- Global assessment of the impacts of COVID-19 on food security. Resilience, but at a cost.
- Avenues for improving farming sustainability assessment with upgraded tools, sustainability framing and indicators. A review. How to measure an important aspect of the above-mentioned resilience.
- Envisaging an Effective Global Long-Term Agrobiodiversity Conservation System That Promotes and Facilitates Use. To effectively guarantee the resilience of farmers and the food system, genebank accessions for likely future use need to be distinguished dynamically from those for immediate use on the basis of the best available data, and then managed differently.
- Widespread homogenization of plant communities in the Anthropocene. Naturalization of phylogenetically diverse exotic plants from Australia, the Pacific and Europe is leading to a more homogeneous world flora. Much the same could be said of diets, come to think of it, except maybe for the geographic source of the plants, which is interesting in itself.
- Identifying science-policy consensus regions of high biodiversity value and institutional recognition. And less than a third of the bits of the Earth that everyone thinks are important in terms of biodiversity are protected, including from the above exotics.
- Global maps of cropland extent and change show accelerated cropland expansion in the twenty-first century. There was a 9% increase in cropland area in 2003-2019, mainly in Africa and South America, half of it replacing natural vegetation.

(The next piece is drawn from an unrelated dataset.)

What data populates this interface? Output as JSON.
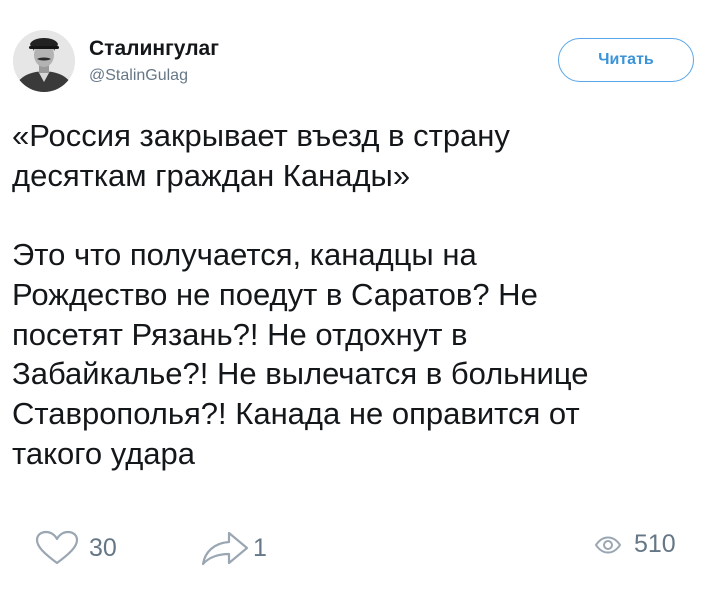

- Include biodiversity representation indicators in area-based conservation targets. Needed because of the above exotic invasives and cropland expansion, among other things.
- Climate impacts on global agriculture emerge earlier in new generation of climate and crop models. Those new cropland areas will soon be in trouble. Unless genebanks and plant breeding, I guess.
- Can agroecology and CRISPR mix? The politics of complementarity and moving toward technology sovereignty. Could that cropland grow gene-edited crops in an agroecological setting? Yes, but that will require recognizing that agroecology is not a setting.
- Plant biodiversity and the regeneration of soil fertility. Restoring biodiversity restores soil fertility too.
- Small targeted dietary changes can yield substantial gains for human health and the environment. Replace just 10% of meat calories with fruit and veggies for the win-win. Is this the answer to all of the above? Well, maybe, maybe not.